Forms are where your customers open themselves up to you, and it’s crucial that they feel comfortable doing so. They’re one of the most sensitive friction points in any funnel. And this sensitivity is compounded on mobile. 

If long forms are bad on desktop, they are a disaster on mobile. Drop offs and abandonment are more common on forms that extend below the five-inch fold, and we see a dramatically higher error rate on submission from mobile visitors. Forms can also be hard to see, as they tend to get partially hidden by pop-up keyboards.

Learning Opportunities

The remedy? Short forms in bite-size chunks. Cut out extraneous fields. Mobile forms should require the absolute minimum of information. 

Also, break the process into steps. Better four no-scroll steps than one long form.

Moreover, make sure your mobile forms have inline validation in all possible fields. This corrects errors on-the-fly, and avoids errors on submit. And if there are errors on submit, don’t erase the information already entered, unless there’s a serious security-oriented reason to do so. 

Finally, make sure you offer a “show password” option on login forms, so users can see what they’ve typed. And wherever possible, lower the typing required by offering popup visual interfaces like calendars for date entry.

Moop #5 – Leave the anticipation to the ketchup manufacturers

As the 1970’s ad taught us, anticipation is positive in the context of thick, rich ketchup. 

For the mobile user experience, however, it’s a death sentence.

Your visitors expect the mobile experience to be as fast as the desktop. Despite this, weaker mobile computing power and lower bandwidth over mobile data connections make this challenging. It’s not uncommon to see multiple, frustrated taps on top-of-page CTAs, before the full page has loaded. This is generally followed by abandonment, when the site — not yet fully loaded — fails to respond.

To eliminate visitor anticipation on page load, lighten your mobile pages drastically. Reduce image weight, even at the expense of resolution. Avoid complex and heavy navigation gimmicks like carousels. Streamline JavaScripts and other code, and simplify CSS.

After page load, try to provide instant feedback wherever possible.
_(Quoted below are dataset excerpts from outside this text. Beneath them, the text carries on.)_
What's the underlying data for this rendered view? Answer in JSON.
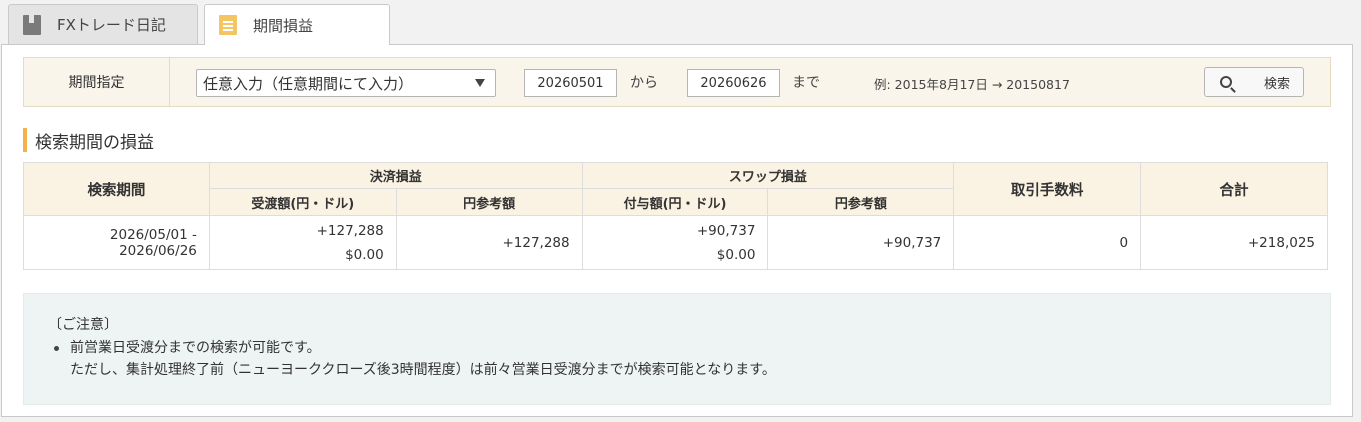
{
  "tabs": [
    {
      "label": "FXトレード日記",
      "icon": "book-icon",
      "active": false
    },
    {
      "label": "期間損益",
      "icon": "document-icon",
      "active": true
    }
  ],
  "search": {
    "label": "期間指定",
    "select_value": "任意入力（任意期間にて入力）",
    "from_value": "20260501",
    "from_suffix": "から",
    "to_value": "20260626",
    "to_suffix": "まで",
    "example": "例: 2015年8月17日 → 20150817",
    "button_label": "検索"
  },
  "section": {
    "title": "検索期間の損益"
  },
  "table": {
    "headers": {
      "period": "検索期間",
      "settlement": "決済損益",
      "settlement_amount": "受渡額(円・ドル)",
      "settlement_yen": "円参考額",
      "swap": "スワップ損益",
      "swap_amount": "付与額(円・ドル)",
      "swap_yen": "円参考額",
      "fee": "取引手数料",
      "total": "合計"
    },
    "row": {
      "period": "2026/05/01 - 2026/06/26",
      "settlement_yen_amount": "+127,288",
      "settlement_usd_amount": "$0.00",
      "settlement_yen_ref": "+127,288",
      "swap_yen_amount": "+90,737",
      "swap_usd_amount": "$0.00",
      "swap_yen_ref": "+90,737",
      "fee": "0",
      "total": "+218,025"
    }
  },
  "notice": {
    "title": "〔ご注意〕",
    "line1": "前営業日受渡分までの検索が可能です。",
    "line2": "ただし、集計処理終了前（ニューヨーククローズ後3時間程度）は前々営業日受渡分までが検索可能となります。"
  },
  "colors": {
    "accent": "#f5b14a",
    "header_bg": "#faf2e2",
    "notice_bg": "#eef4f3"
  }
}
For example, instead of just waiting for a response to form submit, provide instant graphic feedback with a “pressed button” or “processing ...” graphic. Adopt “lazy load” technology, which loads below-the-fold content only when the user scrolls down.

The Bottom Line: Vanquish the Moops!

The actual Moors (Muslims from the Maghreb) swept into Europe in the eighth century, eventually controlling most of modern-day Spain, Portugal and part of southern France. They were a whirlwind that European armies were hard-pressed to contain.

The Moops, in contrast, can be easily vanquished. 

Awareness is, as we all know, the first step to attacking any problem. The awareness that mobile and desktop usability are markedly different should lead to a comprehensive reexamination of your mobile user experience. Mobile devices have unique user behavior, and websites should be customized for users on the go. 

In short, try to make your mobile site as close to an app as possible.

Today, there are advanced technologies that will allow you to understand your mobile users so that you can facilitate a smooth experience for your users and advance your mobile KPIs.